A measure created to minimize potential distortions from more low-wage workers entering the workforce also shows slower pay growth under the current administration. The Atlanta Federal Reserve Bank’s national wage growth tracker is based on surveying the same workers 12 months apart on their pay and calculating their median raise. Adjusted for inflation, the index increased at an average annual rate of 1.3% during the past two years versus 1.7% during Obama’s second term.
And, there is considerable diversity among groups, Bloomberg says.

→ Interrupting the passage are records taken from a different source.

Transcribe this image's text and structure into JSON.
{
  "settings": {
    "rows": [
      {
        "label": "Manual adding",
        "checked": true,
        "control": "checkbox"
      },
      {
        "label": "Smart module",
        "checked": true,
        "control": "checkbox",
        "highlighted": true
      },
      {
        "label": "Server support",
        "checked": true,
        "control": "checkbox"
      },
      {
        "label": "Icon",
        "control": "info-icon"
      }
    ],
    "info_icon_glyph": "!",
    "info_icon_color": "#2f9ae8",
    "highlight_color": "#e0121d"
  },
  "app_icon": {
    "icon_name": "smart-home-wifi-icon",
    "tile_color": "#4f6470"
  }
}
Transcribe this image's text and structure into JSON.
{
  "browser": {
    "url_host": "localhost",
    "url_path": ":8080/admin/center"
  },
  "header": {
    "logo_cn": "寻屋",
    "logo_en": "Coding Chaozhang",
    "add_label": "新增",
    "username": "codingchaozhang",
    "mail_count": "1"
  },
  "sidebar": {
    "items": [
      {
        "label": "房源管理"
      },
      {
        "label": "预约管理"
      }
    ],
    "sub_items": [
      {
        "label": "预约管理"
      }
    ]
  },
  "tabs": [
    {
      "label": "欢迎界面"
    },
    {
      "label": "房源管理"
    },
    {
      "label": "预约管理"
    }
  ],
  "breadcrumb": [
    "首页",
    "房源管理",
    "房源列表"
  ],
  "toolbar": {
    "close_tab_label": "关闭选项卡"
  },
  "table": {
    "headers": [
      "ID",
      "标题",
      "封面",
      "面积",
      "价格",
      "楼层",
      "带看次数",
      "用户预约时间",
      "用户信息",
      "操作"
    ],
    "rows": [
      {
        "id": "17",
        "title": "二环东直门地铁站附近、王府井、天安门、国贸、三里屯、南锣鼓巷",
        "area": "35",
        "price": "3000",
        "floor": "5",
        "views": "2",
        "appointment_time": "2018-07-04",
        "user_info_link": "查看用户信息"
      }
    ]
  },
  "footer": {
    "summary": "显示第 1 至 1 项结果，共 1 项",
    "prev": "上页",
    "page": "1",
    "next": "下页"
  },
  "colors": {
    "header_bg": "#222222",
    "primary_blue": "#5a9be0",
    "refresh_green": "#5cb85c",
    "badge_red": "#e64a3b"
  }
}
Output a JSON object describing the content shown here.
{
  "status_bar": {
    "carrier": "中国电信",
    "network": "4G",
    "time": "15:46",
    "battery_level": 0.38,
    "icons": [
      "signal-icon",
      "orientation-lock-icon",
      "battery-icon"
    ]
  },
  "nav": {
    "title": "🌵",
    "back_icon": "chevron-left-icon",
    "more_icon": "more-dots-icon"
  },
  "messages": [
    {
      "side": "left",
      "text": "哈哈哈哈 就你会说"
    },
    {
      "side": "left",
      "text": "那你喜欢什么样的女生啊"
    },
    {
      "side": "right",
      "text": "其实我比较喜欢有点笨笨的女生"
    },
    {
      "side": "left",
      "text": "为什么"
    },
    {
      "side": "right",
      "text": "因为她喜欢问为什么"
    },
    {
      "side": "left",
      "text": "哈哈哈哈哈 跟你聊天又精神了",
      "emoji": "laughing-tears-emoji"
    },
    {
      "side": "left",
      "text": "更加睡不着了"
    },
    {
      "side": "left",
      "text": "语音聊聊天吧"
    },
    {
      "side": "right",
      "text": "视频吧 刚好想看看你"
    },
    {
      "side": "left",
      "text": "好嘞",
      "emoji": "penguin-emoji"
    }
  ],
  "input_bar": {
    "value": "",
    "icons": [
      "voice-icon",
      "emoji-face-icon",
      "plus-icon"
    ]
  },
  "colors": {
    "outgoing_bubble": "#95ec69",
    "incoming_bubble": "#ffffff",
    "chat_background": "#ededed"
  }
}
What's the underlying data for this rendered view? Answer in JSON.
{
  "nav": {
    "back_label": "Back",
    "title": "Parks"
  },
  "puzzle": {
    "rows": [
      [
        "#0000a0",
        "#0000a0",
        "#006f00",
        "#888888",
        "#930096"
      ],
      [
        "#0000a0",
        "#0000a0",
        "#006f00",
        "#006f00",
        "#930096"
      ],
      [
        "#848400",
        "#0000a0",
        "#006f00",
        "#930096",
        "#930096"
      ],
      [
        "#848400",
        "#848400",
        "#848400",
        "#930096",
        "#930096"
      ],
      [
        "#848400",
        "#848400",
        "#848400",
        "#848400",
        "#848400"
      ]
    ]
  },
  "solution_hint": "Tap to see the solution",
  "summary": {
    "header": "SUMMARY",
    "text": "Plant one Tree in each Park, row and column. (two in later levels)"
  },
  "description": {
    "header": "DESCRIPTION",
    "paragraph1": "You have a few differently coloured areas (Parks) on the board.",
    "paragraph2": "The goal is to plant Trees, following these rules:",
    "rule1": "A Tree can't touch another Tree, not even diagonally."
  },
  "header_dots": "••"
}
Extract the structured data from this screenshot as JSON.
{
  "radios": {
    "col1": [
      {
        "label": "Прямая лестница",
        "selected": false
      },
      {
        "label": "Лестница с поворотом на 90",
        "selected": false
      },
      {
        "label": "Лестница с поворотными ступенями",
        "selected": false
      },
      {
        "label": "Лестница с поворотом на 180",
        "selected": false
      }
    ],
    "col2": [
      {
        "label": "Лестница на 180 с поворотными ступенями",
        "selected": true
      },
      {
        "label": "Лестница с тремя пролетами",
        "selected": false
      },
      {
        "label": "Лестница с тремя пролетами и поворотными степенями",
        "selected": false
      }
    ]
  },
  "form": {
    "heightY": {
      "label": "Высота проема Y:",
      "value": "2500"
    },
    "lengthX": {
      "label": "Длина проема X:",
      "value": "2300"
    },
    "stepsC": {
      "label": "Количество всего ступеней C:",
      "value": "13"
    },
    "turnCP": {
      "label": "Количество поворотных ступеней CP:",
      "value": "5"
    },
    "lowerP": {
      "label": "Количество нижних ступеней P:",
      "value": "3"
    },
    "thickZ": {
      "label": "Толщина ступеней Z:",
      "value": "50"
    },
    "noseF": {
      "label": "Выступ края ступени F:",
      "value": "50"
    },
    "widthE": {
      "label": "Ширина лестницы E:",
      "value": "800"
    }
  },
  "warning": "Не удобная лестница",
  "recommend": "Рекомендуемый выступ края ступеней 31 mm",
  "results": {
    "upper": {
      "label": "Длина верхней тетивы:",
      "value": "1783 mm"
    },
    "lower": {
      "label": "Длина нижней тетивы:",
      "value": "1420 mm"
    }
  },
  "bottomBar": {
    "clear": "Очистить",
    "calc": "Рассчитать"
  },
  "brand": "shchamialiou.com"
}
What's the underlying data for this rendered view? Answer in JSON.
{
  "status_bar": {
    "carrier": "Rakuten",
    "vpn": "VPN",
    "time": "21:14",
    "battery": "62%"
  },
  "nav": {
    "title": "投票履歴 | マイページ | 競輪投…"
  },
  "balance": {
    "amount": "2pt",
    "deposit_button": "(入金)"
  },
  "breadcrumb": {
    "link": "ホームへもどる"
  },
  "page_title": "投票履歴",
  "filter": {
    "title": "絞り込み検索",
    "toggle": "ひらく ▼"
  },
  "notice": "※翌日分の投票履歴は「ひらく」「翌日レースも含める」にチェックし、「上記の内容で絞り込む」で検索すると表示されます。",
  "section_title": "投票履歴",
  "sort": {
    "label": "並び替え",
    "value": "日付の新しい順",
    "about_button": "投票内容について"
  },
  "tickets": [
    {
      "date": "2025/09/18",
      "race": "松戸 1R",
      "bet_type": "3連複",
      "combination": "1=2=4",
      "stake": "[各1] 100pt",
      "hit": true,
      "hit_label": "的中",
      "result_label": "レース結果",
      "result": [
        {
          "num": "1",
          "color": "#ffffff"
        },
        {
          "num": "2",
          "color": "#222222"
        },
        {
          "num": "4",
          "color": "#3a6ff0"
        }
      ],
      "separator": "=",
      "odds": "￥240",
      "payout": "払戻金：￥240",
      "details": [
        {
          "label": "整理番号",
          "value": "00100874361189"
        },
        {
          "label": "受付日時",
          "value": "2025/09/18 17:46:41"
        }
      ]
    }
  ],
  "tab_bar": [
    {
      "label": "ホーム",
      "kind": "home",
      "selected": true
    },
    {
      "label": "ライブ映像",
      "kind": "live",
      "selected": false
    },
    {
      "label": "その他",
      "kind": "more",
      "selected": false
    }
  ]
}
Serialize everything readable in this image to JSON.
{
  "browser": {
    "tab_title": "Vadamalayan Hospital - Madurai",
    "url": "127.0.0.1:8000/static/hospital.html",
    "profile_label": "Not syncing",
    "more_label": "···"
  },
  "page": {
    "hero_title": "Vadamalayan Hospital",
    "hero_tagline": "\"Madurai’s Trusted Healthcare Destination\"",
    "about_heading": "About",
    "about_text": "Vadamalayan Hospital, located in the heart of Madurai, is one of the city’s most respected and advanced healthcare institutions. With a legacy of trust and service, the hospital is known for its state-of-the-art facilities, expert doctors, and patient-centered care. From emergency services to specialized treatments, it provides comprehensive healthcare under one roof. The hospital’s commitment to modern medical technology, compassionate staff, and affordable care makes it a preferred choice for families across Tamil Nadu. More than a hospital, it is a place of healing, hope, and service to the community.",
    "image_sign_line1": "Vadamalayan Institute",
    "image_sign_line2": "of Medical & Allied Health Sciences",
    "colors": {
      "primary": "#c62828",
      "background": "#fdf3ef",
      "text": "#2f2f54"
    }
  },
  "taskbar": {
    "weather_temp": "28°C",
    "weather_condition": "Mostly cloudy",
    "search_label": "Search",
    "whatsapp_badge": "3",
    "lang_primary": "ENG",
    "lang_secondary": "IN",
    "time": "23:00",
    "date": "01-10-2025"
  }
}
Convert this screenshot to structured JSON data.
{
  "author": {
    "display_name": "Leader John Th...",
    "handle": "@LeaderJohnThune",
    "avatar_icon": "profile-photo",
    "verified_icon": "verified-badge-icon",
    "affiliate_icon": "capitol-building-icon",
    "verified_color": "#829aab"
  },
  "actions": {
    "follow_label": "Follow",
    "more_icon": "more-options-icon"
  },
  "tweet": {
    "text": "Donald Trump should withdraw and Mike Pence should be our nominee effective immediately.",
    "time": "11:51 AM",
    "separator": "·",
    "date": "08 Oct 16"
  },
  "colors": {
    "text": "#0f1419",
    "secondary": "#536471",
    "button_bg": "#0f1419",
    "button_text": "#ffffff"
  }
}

Real median earnings for high-school educated men – a key Trump constituency – rose at a 1.2% average annual rate during the administration’s first two years, up from a 0.4% rate the prior two years. Conversely, high-school educated women’s real median earnings declined at a 1.1% annual rate under this administration versus a 0.6% rise during Obama’s final two years.
High-school-educated men still haven’t caught up to their pay in 2000. Their $45,459 median earnings in 2018 was $2,128 lower than their counterparts at the turn of the century. High-school-educated women are further behind, with 2018 median earnings of $32,412, down $2,356.
Weak pay increases contribute to “ambiguous feelings” about the economy even as unemployment remains at historic lows, said Alan Abramowitz, a political science professor at Emory University who studies public opinion and presidential election forecasting. “What matters politically is the subjective economy, how people feel about the economy,” Abramowitz said. “Real incomes aren’t rising that much, so it’s not obvious that things are that good.”
So, we will see. Much depends on the current medium-term economic policy trends and trade developments. Clearly, the administration intends to lean heavily on the “economic growth and prosperity arguments,” but whether these prove persuasive remains to be seen – and should be watched closely by producers in the coming months, Washington Insider believes.